Without going into further detail it is sufficient to say that when the Armistice was signed there were available some 200 still pictures, and some 8,000 feet of moving picture films. Steps were immediately taken to have this work continued along definite lines to give a complete and continuous history of the Chemical Warfare Service in France in all its phases.

The intelligence work of the Gas Service, while parallel to a small extent with the General Intelligence Service of the A. E. F., had to spread to a far greater extent in order to get the technical details of research, manufacture, development, proving, and handling poisonous gases in the field. It included also obtaining information at the seats of Government of the Allies, as well as from the enemy and other foreign sources.

The most conspicuous intelligence work done along these lines was by Lieutenant Colonel J. E. Zanetti, who was made Chemical Warfare liaison officer with the French in October, 1917. He gathered together and forwarded through the Headquarters of the Chemical Warfare Service to the United States more information concerning foreign gases, and foreign methods of manufacturing and handling them, than was sent from all other sources combined. By his personality, energy and industry he obtained the complete confidence of the French and British. This confidence was of the utmost importance in enabling him to get information which could have been obtained in no other way. Suffice to say that in the 13 months he was liaison officer with the French during the war, he prepared over 750 reports, some of them very technical and of great length.

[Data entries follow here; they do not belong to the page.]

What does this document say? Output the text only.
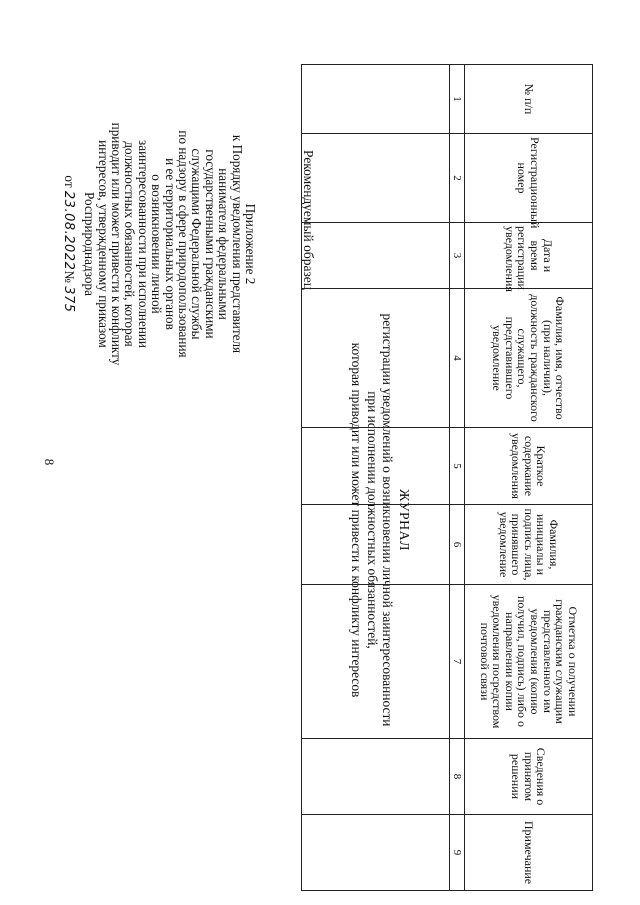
8
Приложение 2
к Порядку уведомления представителя
нанимателя федеральными
государственными гражданскими
служащими Федеральной службы
по надзору в сфере природопользования
и ее территориальных органов
о возникновении личной
заинтересованности при исполнении
должностных обязанностей, которая
приводит или может привести к конфликту
интересов, утвержденному приказом
Росприроднадзора
от 23.08.2022№ 375
Рекомендуемый образец
ЖУРНАЛ
регистрации уведомлений о возникновении личной заинтересованности
при исполнении должностных обязанностей,
которая приводит или может привести к конфликту интересов
№ п/п	Регистрационный номер	Дата и время регистрации уведомления	Фамилия, имя, отчество (при наличии), должность гражданского служащего, представившего уведомление	Краткое содержание уведомления	Фамилия, инициалы и подпись лица, принявшего уведомление	Отметка о получении гражданским служащим представленного им уведомления (копию получил, подпись) либо о направлении копии уведомления посредством почтовой связи	Сведения о принятом решении	Примечание
1	2	3	4	5	6	7	8	9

As a whole, the Intelligence Division was one of the most successful parts of the Chemical Warfare Service. Starting 2½ years after the British and French, the weekly bulletin and occasional papers sent out by the Chemical Warfare Service on chemical warfare matters came to be looked upon as the best available source for chemical warfare information, not alone by our own troops but also by the British.

Medical

The Medical Section of the Chemical Warfare Service was composed of officers of the Medical Department of the Army attached to the Chemical Warfare Service. These were in addition to others who worked as an integral part of the Chemical Warfare Service, either at the laboratory or on the experimental field in carrying out experiments on animals to determine the effectiveness of the gases.

The Medical Section was important for the reason that it formed the connecting link between the Chemical Warfare Service and the Medical Department. Through this Section, the Medical Department was enabled to know the kinds of gases that would probably be handled, both by our own troops and by the enemy, and their probable physiological effects.

Colonel H. L. Gilchrist, Medical Department, was the head of this Section. It was through his efforts that the Medical Department realized in time the size of the problem that it had to encounter in caring for gas patients. Indeed, records of the war showed that out of 224,089 men, exclusive of Marines, admitted to the hospitals in France, 70,552 were suffering from gas alone. These men received a total of 266,112 wounds, of which 88,980, or 33.4 per cent, were gas. Thus ⅓ of all wounds received by men admitted to the hospital were gas. While the records show that the gas cases did not remain on the average in the hospitals quite as long as in the case of other classes of wounds, yet gas cases became one of the most important features of the Medical Department’s work in the field.

The Medical Section, through its intimate knowledge of what was going on in the Chemical Warfare Service as well as what was contemplated and being experimented with, was enabled to work out methods of handling all gas cases far in advance of what could have been done had there been no such section. One instance alone illustrates this fully. It became known fairly early that if a man who had been gassed with mustard gas could get a thorough cleansing and an entire change of clothing within an hour after exposure, the body burns could be eliminated or largely decreased in severity. This led to the development of degassing units. These consisted of 1,200 gallon tanks on five-ton trucks equipped with a heater. Accompanying this were sprinkling arrangements whereby a man could be given a shower bath, his nose, eyes and ears treated with bicarbonate of soda, and then be given an entire change of clothing. These proved a very great success, although they were not developed in time to be used extensively before the war closed.

There is an important side to the Medical Section during peace, that must be kept in mind. The final decision as to whether a gas should be manufactured on a large scale and used extensively on the field of battle depends upon its physiological and morale effect upon troops. In the case of the most powerful gases, the determination of the relative values of those gases so far as their effects on human beings is concerned is a very laborious and exacting job. Such gases have to be handled with extreme caution, necessitating many experiments over long periods of time in order to arrive at correct decisions.